Improving Interactive Diagnostic Ability of a Large Language Model Agent Through Clinical Experience Learning
Sun, Zhoujian, Liu, Ziyi, Luo, Cheng, Chu, Jiebin, Huang, Zhengxing
Recent advances in large language models (LLMs) have shown promising results in medical diagnosis, with some studies indicating superior performance compared to human physicians in specific scenarios. However, the diagnostic capabilities of LLMs are often overestimated, as their performance significantly deteriorates in interactive diagnostic settings that require active information gathering. This study investigates the underlying mechanisms behind the performance degradation phenomenon and proposes a solution. We identified that the primary deficiency of LLMs lies in the initial diagnosis phase, particularly in information-gathering efficiency and initial diagnosis formation, rather than in the subsequent differential diagnosis phase.

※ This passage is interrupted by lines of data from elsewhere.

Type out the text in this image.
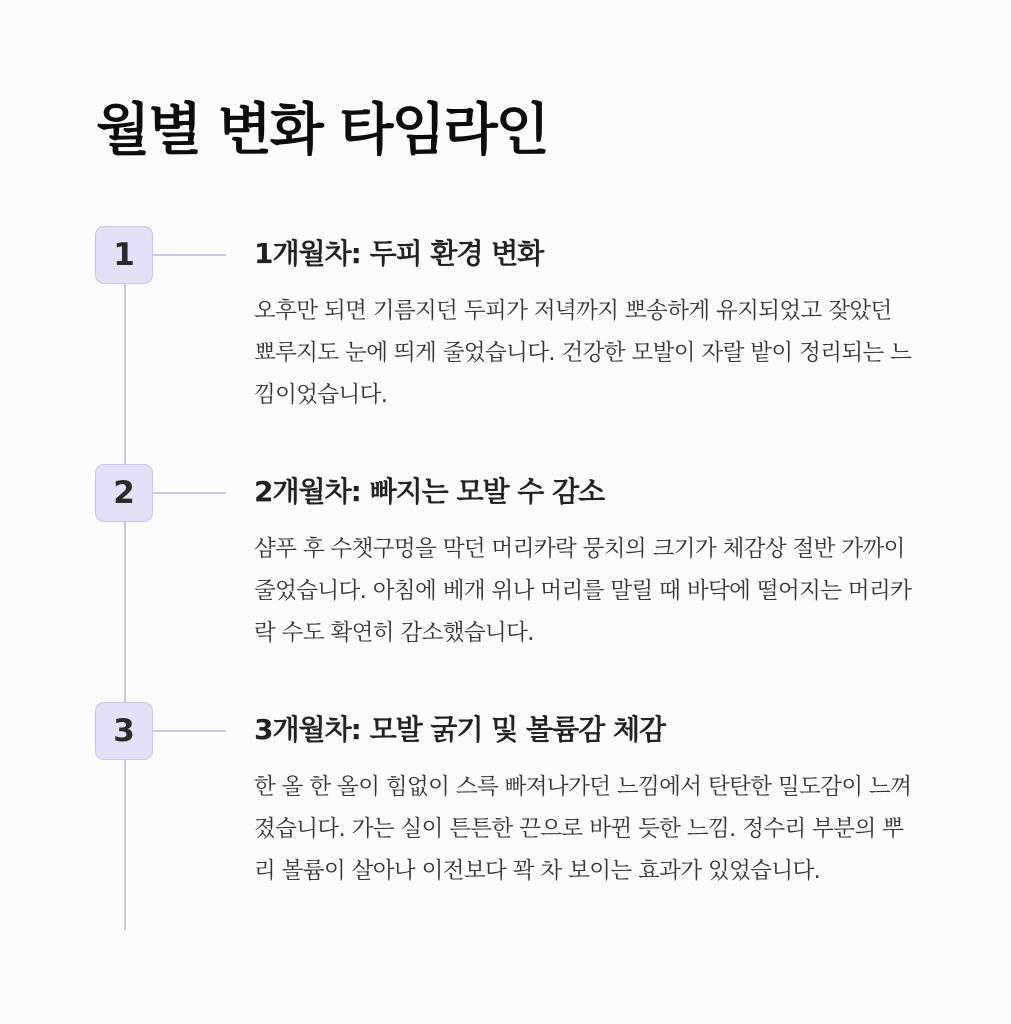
월별 변화 타임라인
1	1개월차: 두피 환경 변화

오후만 되면 기름지던 두피가 저녁까지 뽀송하게 유지되었고 잦았던 뾰루지도 눈에 띄게 줄었습니다. 건강한 모발이 자랄 밭이 정리되는 느낌이었습니다.

2	2개월차: 빠지는 모발 수 감소

샴푸 후 수챗구멍을 막던 머리카락 뭉치의 크기가 체감상 절반 가까이 줄었습니다. 아침에 베개 위나 머리를 말릴 때 바닥에 떨어지는 머리카락 수도 확연히 감소했습니다.

3	3개월차: 모발 굵기 및 볼륨감 체감

한 올 한 올이 힘없이 스륵 빠져나가던 느낌에서 탄탄한 밀도감이 느껴졌습니다. 가는 실이 튼튼한 끈으로 바뀐 듯한 느낌. 정수리 부분의 뿌리 볼륨이 살아나 이전보다 꽉 차 보이는 효과가 있었습니다.
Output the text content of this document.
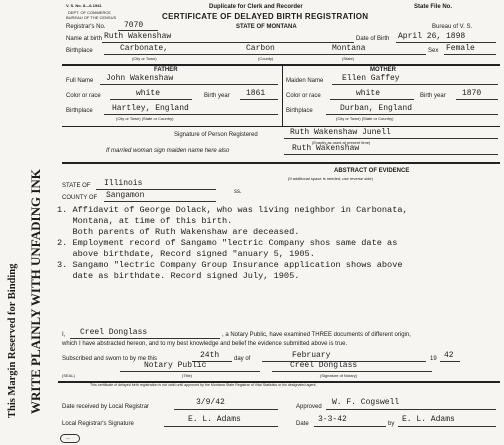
This Margin Reserved for Binding WRITE PLAINLY WITH UNFADING INK
V. S. No. 8—6-1941	Duplicate for Clerk and Recorder	State File No.
DEPT. OF COMMERCE
BUREAU OF THE CENSUS	CERTIFICATE OF DELAYED BIRTH REGISTRATION
Registrar's No. 7070	STATE OF MONTANA	Bureau of V. S.
Name at birth Ruth Wakenshaw	Date of Birth April 26, 1898
Birthplace	Carbonate,	Carbon	Montana	Sex Female
(City or Town)	(County)	(State)
FATHER
Full Name John Wakenshaw
Color or race	white	Birth year 1861
Birthplace Hartley, England
(City or Town) (State or Country)
MOTHER
Maiden Name Ellen Gaffey
Color or race	white	Birth year 1870
Birthplace	Durban, England
(City or Town) (State or Country)
Signature of Person Registered	Ruth Wakenshaw Junell
(Exactly as used at present time)
If married woman sign maiden name here also	Ruth Wakenshaw
STATE OF Illinois
COUNTY OF Sangamon	ss.
ABSTRACT OF EVIDENCE
(If additional space is needed, use reverse side)
1. Affidavit of George Dolack, who was living neighbor in Carbonata,
Montana, at time of this birth.
Both parents of Ruth Wakenshaw are deceased.
2. Employment record of Sangamo ″lectric Company shos same date as
above birthdate, Record signed ″anuary 5, 1905.
3. Sangamo ″lectric Company Group Insurance application shows above
date as birthdate. Record signed July, 1905.
I, Creel Donglass	, a Notary Public, have examined THREE documents of different origin,
which I have abstracted hereon, and to my best knowledge and belief the evidence submitted above is true.
Subscribed and sworn to by me this	24th day of	February	19 42
Notary Public	Creel Donglass
(SEAL)	(Title)	(Signature of Notary)
This certificate of delayed birth registration is not valid until approved by the Montana State Registrar of Vital Statistics or his designated agent.
Date received by Local Registrar	3/9/42	Approved W. F. Cogswell
Local Registrar's Signature	E. L. Adams	Date 3-3-42	by E. L. Adams
—
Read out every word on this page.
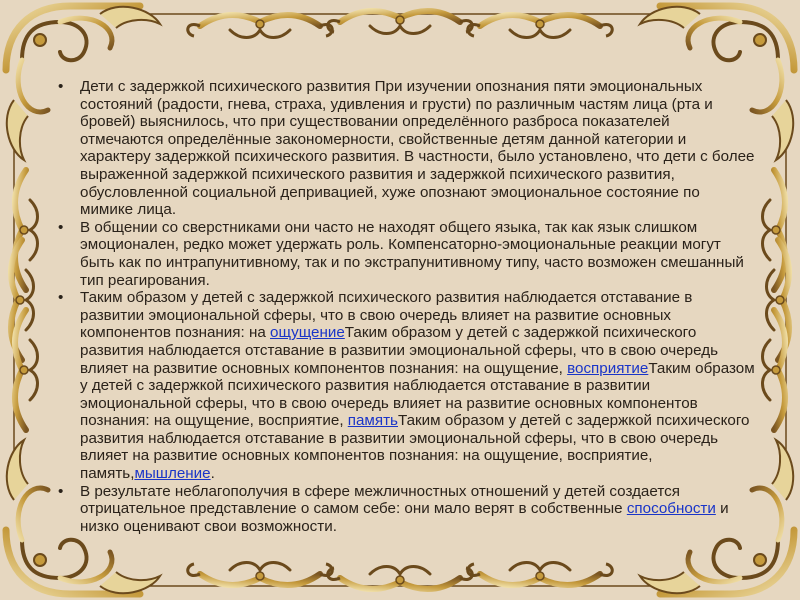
• Дети с задержкой психического развития При изучении опознания пяти эмоциональных состояний (радости, гнева, страха, удивления и грусти) по различным частям лица (рта и бровей) выяснилось, что при существовании определённого разброса показателей отмечаются определённые закономерности, свойственные детям данной категории и характеру задержкой психического развития. В частности, было установлено, что дети с более выраженной задержкой психического развития и задержкой психического развития, обусловленной социальной депривацией, хуже опознают эмоциональное состояние по мимике лица.
• В общении со сверстниками они часто не находят общего языка, так как язык слишком эмоционален, редко может удержать роль. Компенсаторно-эмоциональные реакции могут быть как по интрапунитивному, так и по экстрапунитивному типу, часто возможен смешанный тип реагирования.
• Таким образом у детей с задержкой психического развития наблюдается отставание в развитии эмоциональной сферы, что в свою очередь влияет на развитие основных компонентов познания: на ощущениеТаким образом у детей с задержкой психического развития наблюдается отставание в развитии эмоциональной сферы, что в свою очередь влияет на развитие основных компонентов познания: на ощущение, восприятиеТаким образом у детей с задержкой психического развития наблюдается отставание в развитии эмоциональной сферы, что в свою очередь влияет на развитие основных компонентов познания: на ощущение, восприятие, памятьТаким образом у детей с задержкой психического развития наблюдается отставание в развитии эмоциональной сферы, что в свою очередь влияет на развитие основных компонентов познания: на ощущение, восприятие, память,мышление.
• В результате неблагополучия в сфере межличностных отношений у детей создается отрицательное представление о самом себе: они мало верят в собственные способности и низко оценивают свои возможности.
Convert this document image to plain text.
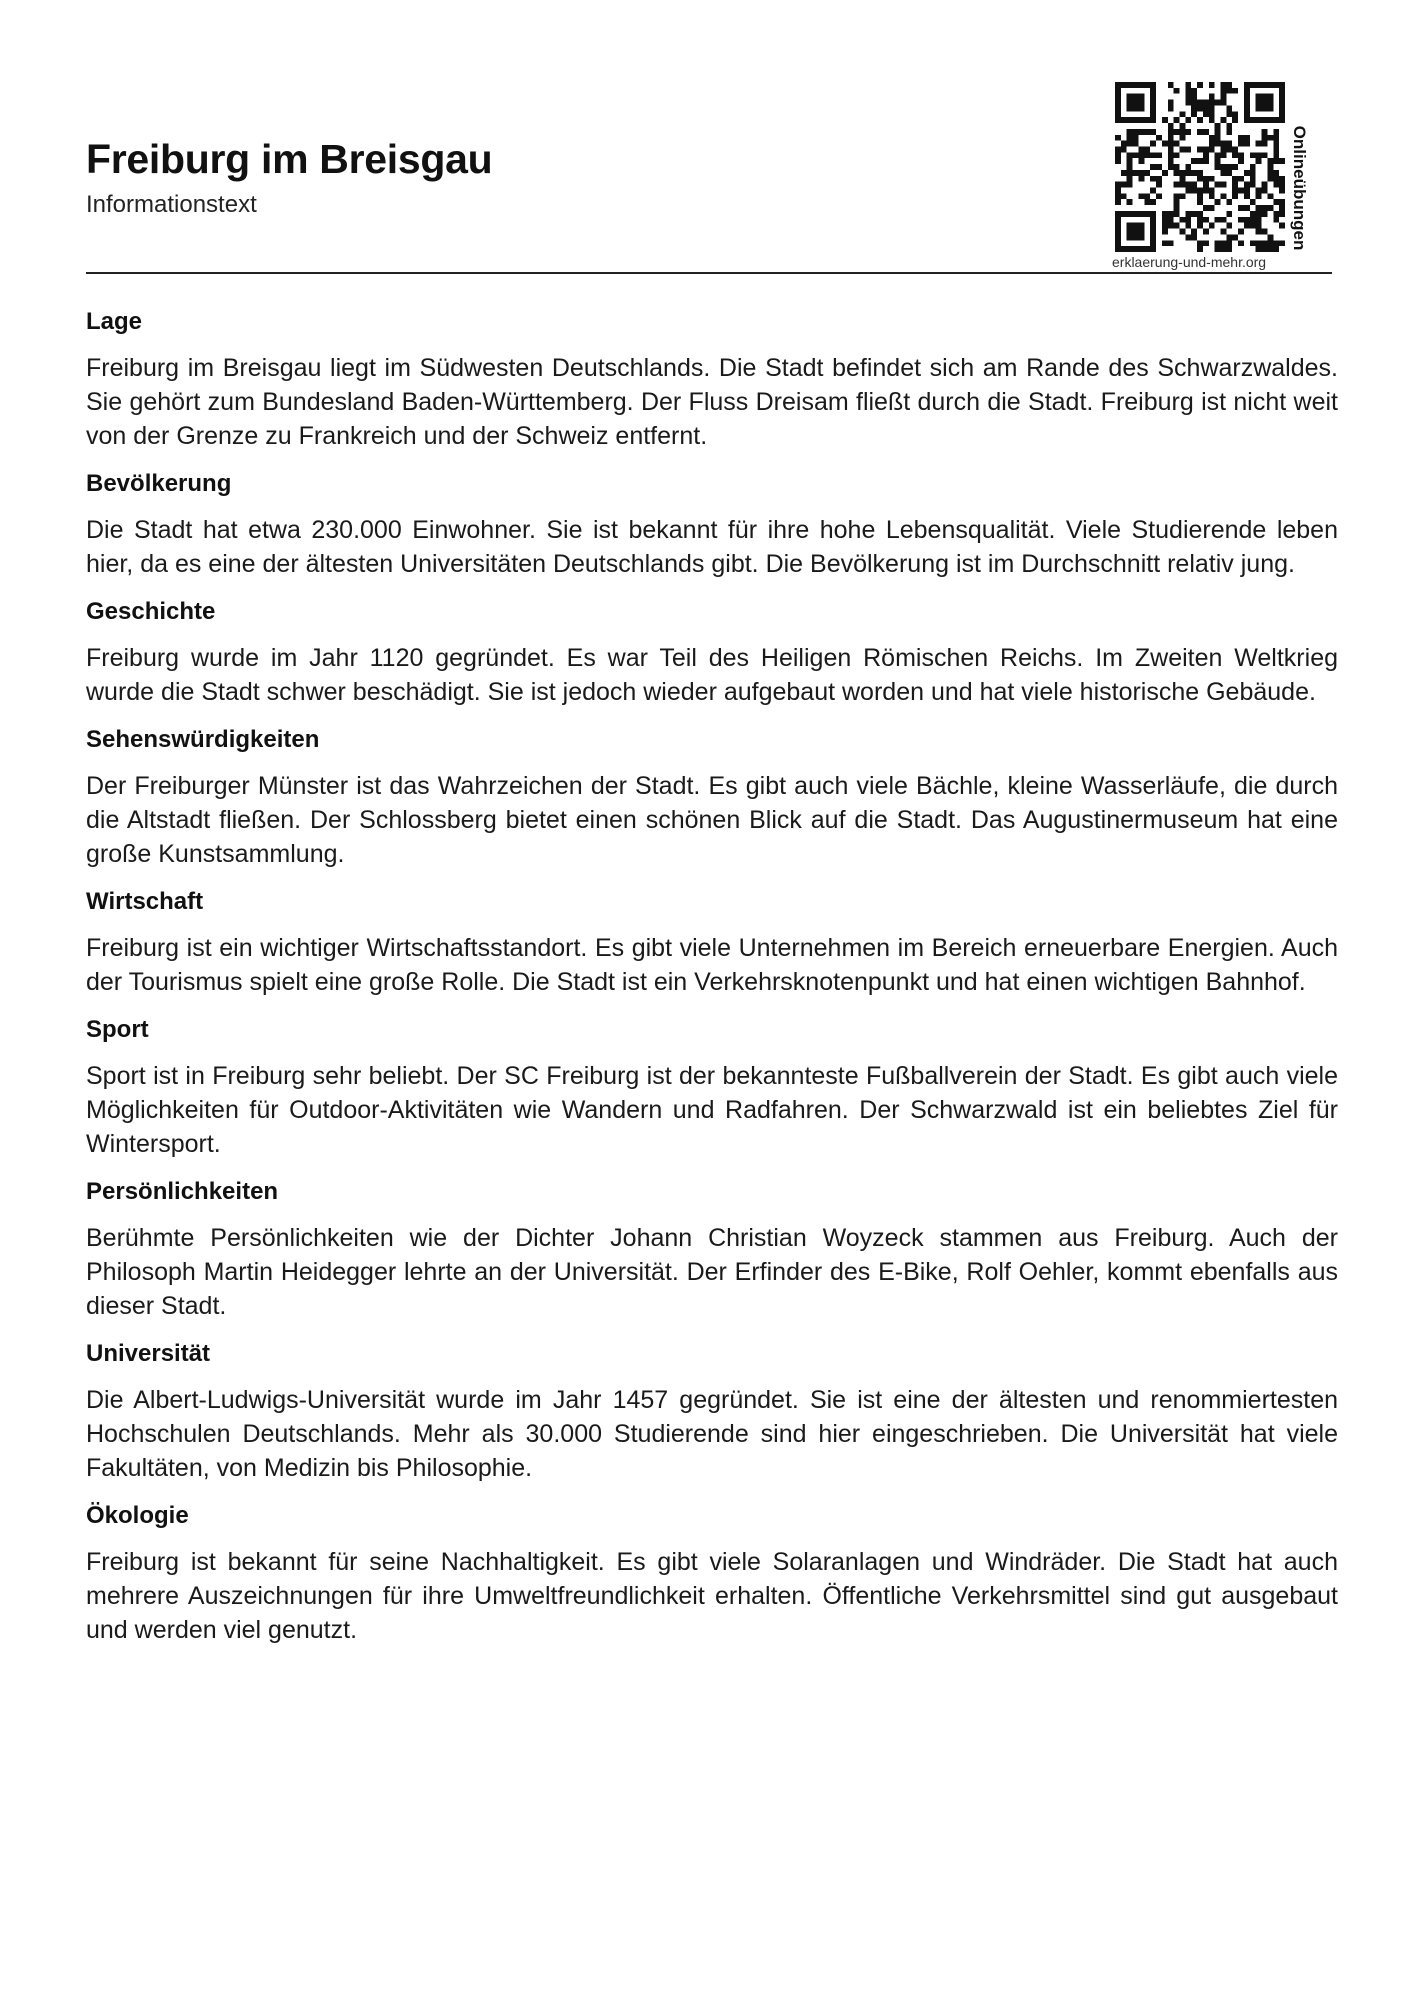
Freiburg im Breisgau
Informationstext
erklaerung-und-mehr.org
Onlineübungen
Lage

Freiburg im Breisgau liegt im Südwesten Deutschlands. Die Stadt befindet sich am Rande des Schwarzwaldes. Sie gehört zum Bundesland Baden-Württemberg. Der Fluss Dreisam fließt durch die Stadt. Freiburg ist nicht weit von der Grenze zu Frankreich und der Schweiz entfernt.

Bevölkerung

Die Stadt hat etwa 230.000 Einwohner. Sie ist bekannt für ihre hohe Lebensqualität. Viele Studierende leben hier, da es eine der ältesten Universitäten Deutschlands gibt. Die Bevölkerung ist im Durchschnitt relativ jung.

Geschichte

Freiburg wurde im Jahr 1120 gegründet. Es war Teil des Heiligen Römischen Reichs. Im Zweiten Weltkrieg wurde die Stadt schwer beschädigt. Sie ist jedoch wieder aufgebaut worden und hat viele historische Gebäude.

Sehenswürdigkeiten

Der Freiburger Münster ist das Wahrzeichen der Stadt. Es gibt auch viele Bächle, kleine Wasserläufe, die durch die Altstadt fließen. Der Schlossberg bietet einen schönen Blick auf die Stadt. Das Augustinermuseum hat eine große Kunstsammlung.

Wirtschaft

Freiburg ist ein wichtiger Wirtschaftsstandort. Es gibt viele Unternehmen im Bereich erneuerbare Energien. Auch der Tourismus spielt eine große Rolle. Die Stadt ist ein Verkehrsknotenpunkt und hat einen wichtigen Bahnhof.

Sport

Sport ist in Freiburg sehr beliebt. Der SC Freiburg ist der bekannteste Fußballverein der Stadt. Es gibt auch viele Möglichkeiten für Outdoor-Aktivitäten wie Wandern und Radfahren. Der Schwarzwald ist ein beliebtes Ziel für Wintersport.

Persönlichkeiten

Berühmte Persönlichkeiten wie der Dichter Johann Christian Woyzeck stammen aus Freiburg. Auch der Philosoph Martin Heidegger lehrte an der Universität. Der Erfinder des E-Bike, Rolf Oehler, kommt ebenfalls aus dieser Stadt.

Universität

Die Albert-Ludwigs-Universität wurde im Jahr 1457 gegründet. Sie ist eine der ältesten und renommiertesten Hochschulen Deutschlands. Mehr als 30.000 Studierende sind hier eingeschrieben. Die Universität hat viele Fakultäten, von Medizin bis Philosophie.

Ökologie

Freiburg ist bekannt für seine Nachhaltigkeit. Es gibt viele Solaranlagen und Windräder. Die Stadt hat auch mehrere Auszeichnungen für ihre Umweltfreundlichkeit erhalten. Öffentliche Verkehrsmittel sind gut ausgebaut und werden viel genutzt.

To address this limitation, we developed a plug-and-play method enhanced (PPME) LLM agent, leveraging over 3.5 million electronic medical records from Chinese and American healthcare facilities. Our approach integrates specialized models for initial disease diagnosis and inquiry into the history of the present illness, trained through supervised and reinforcement learning techniques. The experimental results indicate that the PPME LLM achieved over 30% improvement compared to baselines. The final diagnostic accuracy of the PPME LLM in interactive diagnostic scenarios approached levels comparable to those achieved using complete clinical data. These findings suggest a promising potential for developing autonomous diagnostic systems, although further validation studies are needed.